Later Tuesday, House lawyers filed a motion opposing a stay, arguing that any further delay would “impair” the House’s ongoing impeachment inquiry. Additionally, the lawyers argued, McGahn’s testimony could also be used as part of the Senate’s impeachment trial if lawmakers cannot obtain testimony from McGahn before the House’s impeachment process wraps up at the end of the year.
“The committee is undertaking a fast-moving inquiry into whether President Trump has committed impeachable offenses, and McGahn is an eyewitness to some of the misconduct that the committee is investigating,” the lawyers wrote.
“Granting a stay could thwart the committee’s ability to conduct an impeachment inquiry based on all of the relevant evidence, which in turn could compromise the public’s faith in the process,” they added.
While the D.C. Circuit is not a friendly forum for Trump — it currently includes seven active judges appointed by Democratic presidents compared with four from Republicans — a temporary stay is likely.
The same appellate court has already put an administrative stay on another lower court decision that Democrats should get access to some of Mueller's secret underlying evidence.
McGahn testified for 30 hours to the Mueller team and described multiple incidents where the president tried to either stymie or outright kill the special counsel’s probe into Russian interference in the 2016 presidential election. Democrats are now weighing whether to include articles of impeachment tied to the Mueller report, including one about potential obstruction of justice.
In addition to McGahn, Trump is trying to block at least three senior aides from testifying to Congress — former national security adviser John Bolton, Bolton’s deputy, Charles Kupperman, and acting chief of staff Mick Mulvaney. His attorneys have claimed all are “absolutely immune” from testifying in the impeachment probe.
Trump, however, appeared to complicate that claim on Tuesday with his tweets. He specifically said he would welcome testimony from McGahn and Bolton, but argued that he couldn't risk a damaging precedent from being set.
"It is a Democrat Scam that is going nowhere but, future Presidents should in no way be compromised. What has happened to me should never happen to another President!" Trump tweeted.
The House subpoenaed Kupperman but later withdrew its demand after he sued, asking a judge to decide whether he should comply with the subpoena or the White House orders.
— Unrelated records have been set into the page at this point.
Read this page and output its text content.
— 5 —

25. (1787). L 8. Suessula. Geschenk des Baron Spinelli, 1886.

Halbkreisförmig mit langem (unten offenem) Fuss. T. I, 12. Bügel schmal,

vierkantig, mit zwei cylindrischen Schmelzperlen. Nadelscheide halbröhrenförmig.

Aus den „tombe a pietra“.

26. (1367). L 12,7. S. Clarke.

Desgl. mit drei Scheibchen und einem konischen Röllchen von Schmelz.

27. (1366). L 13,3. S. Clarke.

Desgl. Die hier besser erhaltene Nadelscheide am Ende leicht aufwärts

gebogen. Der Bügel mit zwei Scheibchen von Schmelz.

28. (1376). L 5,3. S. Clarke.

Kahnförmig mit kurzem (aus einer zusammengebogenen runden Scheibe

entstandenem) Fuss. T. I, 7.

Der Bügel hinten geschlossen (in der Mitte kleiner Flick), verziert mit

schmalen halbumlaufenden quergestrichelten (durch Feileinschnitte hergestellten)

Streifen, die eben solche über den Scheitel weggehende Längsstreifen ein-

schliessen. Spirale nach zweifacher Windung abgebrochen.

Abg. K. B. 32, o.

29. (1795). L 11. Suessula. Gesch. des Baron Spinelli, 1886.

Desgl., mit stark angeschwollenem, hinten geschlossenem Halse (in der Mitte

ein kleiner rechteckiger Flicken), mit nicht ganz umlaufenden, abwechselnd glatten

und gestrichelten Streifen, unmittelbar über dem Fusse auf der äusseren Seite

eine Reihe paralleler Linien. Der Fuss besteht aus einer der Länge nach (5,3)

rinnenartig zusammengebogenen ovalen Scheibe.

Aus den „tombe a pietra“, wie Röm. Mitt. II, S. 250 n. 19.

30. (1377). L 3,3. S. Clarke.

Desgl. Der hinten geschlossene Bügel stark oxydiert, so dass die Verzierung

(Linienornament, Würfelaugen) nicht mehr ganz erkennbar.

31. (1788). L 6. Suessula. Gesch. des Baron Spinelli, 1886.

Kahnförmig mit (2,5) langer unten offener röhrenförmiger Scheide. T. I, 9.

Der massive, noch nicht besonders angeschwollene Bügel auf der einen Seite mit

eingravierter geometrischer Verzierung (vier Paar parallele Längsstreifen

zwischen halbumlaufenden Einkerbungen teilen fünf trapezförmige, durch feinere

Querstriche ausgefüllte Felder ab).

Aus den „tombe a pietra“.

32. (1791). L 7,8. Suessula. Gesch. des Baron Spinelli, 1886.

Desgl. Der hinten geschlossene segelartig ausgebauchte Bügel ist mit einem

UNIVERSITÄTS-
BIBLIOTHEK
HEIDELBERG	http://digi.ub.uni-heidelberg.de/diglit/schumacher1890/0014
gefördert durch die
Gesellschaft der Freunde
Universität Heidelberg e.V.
Democrats accused Kupperman, and by extension Bolton, of a delay tactic, since court proceedings could take months. They instead urged the two men to honor Jackson’s ruling in the McGahn matter since it has always been expected this month.
On Tuesday, Charles Cooper, the attorney for both Kupperman and Bolton, said the duo would not voluntarily comply with Jackson’s decision.
In a statement, Cooper argued that the two cases were different because of Kupperman and Bolton's involvement in national security issues. He cited a prior court ruling that “national security” could be a valid reason to invoke the "absolute immunity" protection.
The McGahn ruling, he said, is not "authoritative on the validity of testimonial immunity for close White House advisors, like Dr. Kupperman, whose responsibilities are focused exclusively on providing information and advice to the president on national security."
U.S. District Court Judge Richard Leon, an appointee of President George W. Bush, is scheduled to hold a Dec.10. hearing on the Kupperman lawsuit.
Andrew Desiderio contributed to this article.